Maximum Take-Off Weight
Rolls-Royce RB250B-17 turboshaft engines
Number of Engines
200 to 300kts
The Mantis medium-altitude long-endurance unmanned air vehicle (UAV) system has been designed and developed by BAE Systems, UK, principally for UK Defence Forces to perform intelligence, surveillance, target acquisition and reconnaissance (ISTAR) operations. The UAV offers close-air support for ground missions and captures real-time intelligence data before transmitting it to the ground control station via satellite communication data link. The UAV will identify and destroy targets using its missiles or bombs.
The Mantis UAV is the first fly-by-wire all-electric-controlled UAV system to be developed by BAE Systems. The UAV completed its maiden flight on 21 October 2009 in Woomera, South Australia. Flying at a maximum altitude of 55,000ft (16,764m), the Mantis can provide its operators with real-time intelligence information by performing surveillance and target acquisition over a large area.
Mantis surveillance UAV design
Mantis has been designed to operate as a surveillance and military transport aircraft. It has been designed to be a machine with plug-and-play elements. The UAV is fitted with an upward-facing satellite communication system, situated in a large dome in the front side. The aircraft also features an electro-optic camera in the front section of the fuselage to capture imagery of the battlefield.
The UAV is designed to operate autonomously, even under adverse weather conditions. The automated functions of the UAV enable the ground station operators to focus on the overall task, rather than the vehicle control.
British demonstrator programme
Mantis was developed under the British Demonstrator programme. Development of the UAV began in 2007 and includes three phases. The first phase was jointly funded by BAE Systems and the UK Ministry of Defence (MoD).
Two Rolls-Royce Model 250 turboshaft engines were fitted to the UAV in phase I. The first phase development was carried out in Australia and involved the evaluation of autonomous control systems and ISTAR operations. The second phase was to focus on the sensor package developments and armaments. This would have been carried out in Afghanistan and tested weapons release activities. The third phase would have been to assess the civilian applications and armed variants of the UAV.
Mantis was showcased at Farnborough Air Show on 14 July 2008. It was also displayed at the Royal International Air Tattoo in July 2009 following the completion of its final assembly. After five flight trials and ground testing, the aircraft successfully completed phase I testing in November 2009.
The Mantis remained a concept and demonstrator after its Phase I trials after funding was removed in the 2010 Strategic Defence Review. However BAE Systems have continued to support the project and have planned to migrate technology from the Herti UAV program to the Mantis and revive flight testing in 2013. The Matis could also form the basis of the Telemos MALE deep and persistent ISTAR program.
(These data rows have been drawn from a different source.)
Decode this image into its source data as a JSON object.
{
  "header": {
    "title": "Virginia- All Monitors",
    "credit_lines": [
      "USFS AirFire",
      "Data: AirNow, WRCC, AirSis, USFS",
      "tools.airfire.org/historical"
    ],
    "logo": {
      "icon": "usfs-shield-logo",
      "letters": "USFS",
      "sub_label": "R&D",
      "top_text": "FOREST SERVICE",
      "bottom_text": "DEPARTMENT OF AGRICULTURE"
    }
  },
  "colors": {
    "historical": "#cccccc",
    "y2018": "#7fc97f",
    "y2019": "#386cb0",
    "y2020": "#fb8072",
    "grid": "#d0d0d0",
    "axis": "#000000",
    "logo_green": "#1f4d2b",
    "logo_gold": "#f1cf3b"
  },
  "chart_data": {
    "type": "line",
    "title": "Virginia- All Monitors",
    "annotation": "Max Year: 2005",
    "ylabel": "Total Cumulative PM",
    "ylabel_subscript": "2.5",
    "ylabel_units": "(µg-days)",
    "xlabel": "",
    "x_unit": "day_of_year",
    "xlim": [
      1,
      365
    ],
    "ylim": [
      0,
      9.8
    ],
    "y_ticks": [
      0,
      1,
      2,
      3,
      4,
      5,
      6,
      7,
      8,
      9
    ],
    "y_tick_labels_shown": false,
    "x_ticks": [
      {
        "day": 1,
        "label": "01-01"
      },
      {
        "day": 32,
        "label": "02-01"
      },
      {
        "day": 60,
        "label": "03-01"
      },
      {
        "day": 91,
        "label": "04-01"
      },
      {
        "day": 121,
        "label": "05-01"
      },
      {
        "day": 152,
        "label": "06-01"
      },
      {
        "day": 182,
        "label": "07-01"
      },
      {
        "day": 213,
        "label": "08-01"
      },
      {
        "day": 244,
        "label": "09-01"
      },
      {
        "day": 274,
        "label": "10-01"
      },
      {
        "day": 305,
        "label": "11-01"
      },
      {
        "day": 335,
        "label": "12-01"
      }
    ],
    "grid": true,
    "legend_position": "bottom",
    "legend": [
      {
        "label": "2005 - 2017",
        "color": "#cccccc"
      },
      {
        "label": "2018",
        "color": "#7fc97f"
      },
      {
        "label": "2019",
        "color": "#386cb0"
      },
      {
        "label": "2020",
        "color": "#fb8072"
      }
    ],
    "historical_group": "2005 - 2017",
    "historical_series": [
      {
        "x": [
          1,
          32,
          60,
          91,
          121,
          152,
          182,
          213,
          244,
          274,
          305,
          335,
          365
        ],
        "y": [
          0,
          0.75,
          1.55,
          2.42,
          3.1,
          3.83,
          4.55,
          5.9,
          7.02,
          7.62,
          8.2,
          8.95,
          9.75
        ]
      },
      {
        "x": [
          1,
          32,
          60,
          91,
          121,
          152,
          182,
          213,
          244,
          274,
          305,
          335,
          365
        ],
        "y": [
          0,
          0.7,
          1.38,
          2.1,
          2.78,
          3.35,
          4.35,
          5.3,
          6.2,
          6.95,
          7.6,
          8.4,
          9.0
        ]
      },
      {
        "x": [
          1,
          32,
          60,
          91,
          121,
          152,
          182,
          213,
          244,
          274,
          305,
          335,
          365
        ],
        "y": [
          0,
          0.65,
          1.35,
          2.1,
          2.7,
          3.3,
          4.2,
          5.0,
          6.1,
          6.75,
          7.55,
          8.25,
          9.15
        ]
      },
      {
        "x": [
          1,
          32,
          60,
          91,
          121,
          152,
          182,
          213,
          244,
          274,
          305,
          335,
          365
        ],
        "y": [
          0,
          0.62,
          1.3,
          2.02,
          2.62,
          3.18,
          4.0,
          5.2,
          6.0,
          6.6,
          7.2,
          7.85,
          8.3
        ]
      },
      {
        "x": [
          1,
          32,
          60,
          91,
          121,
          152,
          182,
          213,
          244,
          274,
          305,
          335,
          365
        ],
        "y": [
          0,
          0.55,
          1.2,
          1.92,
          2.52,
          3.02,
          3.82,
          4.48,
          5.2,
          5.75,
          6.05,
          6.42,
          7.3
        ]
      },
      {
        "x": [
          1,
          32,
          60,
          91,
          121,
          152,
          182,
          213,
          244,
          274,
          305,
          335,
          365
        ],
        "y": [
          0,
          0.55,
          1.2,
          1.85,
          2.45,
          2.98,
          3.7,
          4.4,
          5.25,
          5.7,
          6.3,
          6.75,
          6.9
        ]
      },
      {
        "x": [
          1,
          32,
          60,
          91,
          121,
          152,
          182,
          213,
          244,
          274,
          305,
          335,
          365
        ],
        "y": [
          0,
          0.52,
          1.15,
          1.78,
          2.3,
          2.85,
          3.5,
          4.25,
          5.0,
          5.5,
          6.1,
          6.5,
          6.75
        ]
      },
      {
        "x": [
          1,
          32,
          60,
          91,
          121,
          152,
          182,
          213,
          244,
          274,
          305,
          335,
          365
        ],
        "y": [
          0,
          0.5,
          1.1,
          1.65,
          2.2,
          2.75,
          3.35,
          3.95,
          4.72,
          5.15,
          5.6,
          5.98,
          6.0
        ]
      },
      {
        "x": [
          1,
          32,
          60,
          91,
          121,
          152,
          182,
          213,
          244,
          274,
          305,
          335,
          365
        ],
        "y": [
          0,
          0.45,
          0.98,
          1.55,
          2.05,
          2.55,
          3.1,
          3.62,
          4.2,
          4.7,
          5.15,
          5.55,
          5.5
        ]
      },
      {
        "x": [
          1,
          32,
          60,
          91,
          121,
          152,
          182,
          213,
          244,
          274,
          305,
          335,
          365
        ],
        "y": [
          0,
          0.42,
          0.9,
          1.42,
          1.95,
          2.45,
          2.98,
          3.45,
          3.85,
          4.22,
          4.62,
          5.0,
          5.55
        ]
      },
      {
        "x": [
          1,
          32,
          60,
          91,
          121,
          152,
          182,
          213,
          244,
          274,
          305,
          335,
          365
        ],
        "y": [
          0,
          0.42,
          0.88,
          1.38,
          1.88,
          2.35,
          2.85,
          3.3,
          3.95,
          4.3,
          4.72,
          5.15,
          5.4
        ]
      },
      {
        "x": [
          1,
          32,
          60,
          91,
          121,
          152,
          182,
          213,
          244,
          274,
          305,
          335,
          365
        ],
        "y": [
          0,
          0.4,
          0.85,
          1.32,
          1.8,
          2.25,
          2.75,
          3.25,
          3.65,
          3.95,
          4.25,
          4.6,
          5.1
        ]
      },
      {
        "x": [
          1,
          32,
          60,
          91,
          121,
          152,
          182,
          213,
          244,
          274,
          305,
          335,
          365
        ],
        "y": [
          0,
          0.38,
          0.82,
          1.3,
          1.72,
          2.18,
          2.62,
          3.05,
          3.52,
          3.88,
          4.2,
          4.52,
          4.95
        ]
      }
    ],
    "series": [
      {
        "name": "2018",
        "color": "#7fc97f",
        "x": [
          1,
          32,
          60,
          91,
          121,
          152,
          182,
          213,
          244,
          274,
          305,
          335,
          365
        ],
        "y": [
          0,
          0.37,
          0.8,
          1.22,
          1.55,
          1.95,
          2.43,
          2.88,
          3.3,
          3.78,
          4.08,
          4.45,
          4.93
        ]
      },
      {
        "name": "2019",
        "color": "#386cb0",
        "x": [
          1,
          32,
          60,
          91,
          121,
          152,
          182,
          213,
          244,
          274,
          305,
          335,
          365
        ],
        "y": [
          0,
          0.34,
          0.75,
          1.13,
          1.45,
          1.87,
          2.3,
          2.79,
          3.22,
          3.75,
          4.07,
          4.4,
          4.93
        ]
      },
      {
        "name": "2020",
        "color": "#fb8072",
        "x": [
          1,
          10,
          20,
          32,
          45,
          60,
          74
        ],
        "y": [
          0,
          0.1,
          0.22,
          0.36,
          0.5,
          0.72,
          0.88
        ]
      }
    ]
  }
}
Mantis has six hard points, three on each wing. These hard points are fitted with 12 MBDA Brimstone air-to-air missiles or six Raytheon pave-way precision guided bombs weighing 226kg each. It also features wescam, flight termination and communication systems, Atlantic inertial systems, primary flight control actuators, electrical braking systems and mission systems.
The Mantis UAV can be controlled autonomously or manually from the ground control station. It is fully equipped with an automatic launch and recovery (ALR) system, which helps ensure automatic safe landing during communication failure with the GCS.
The UAV is incorporated with electro-optical (EO) and infrared (IR) sensors, and electronic intelligence sensors (ELINT, COMINT). The EO sensor converts light rays into electronic signals for capturing images, real-time data and videos.
Mantis is fitted with SAR (synthetic aperture radar), SIGINT (signal intelligence) and COMINT (communication intelligence).
The UAV is powered by two Rolls-Royce RB250B-17 turboshaft engines. Each engine can produce 310kW of output power. The engines are manufactured by Rolls-Royce Industries, UK.
Mantis can fly at a maximum altitude of 55,000ft (16,764m). The maximum speed of the aircraft varies between 200kt (370km/h) and 300kt (555km/h). The maximum endurance of the UAV is 30 hours. The aircraft weighs around 1,000kg and its maximum take-off weight is 9,000kg.
Ground control station
Processing, retrieving and storing of the real-time data provided by the Mantis UAV are carried out at the ground control station (GCS). The GCS was manufactured by BAE Systems. Mantis and a fully operational GCS were displayed by BAE Systems at Aero India 2009.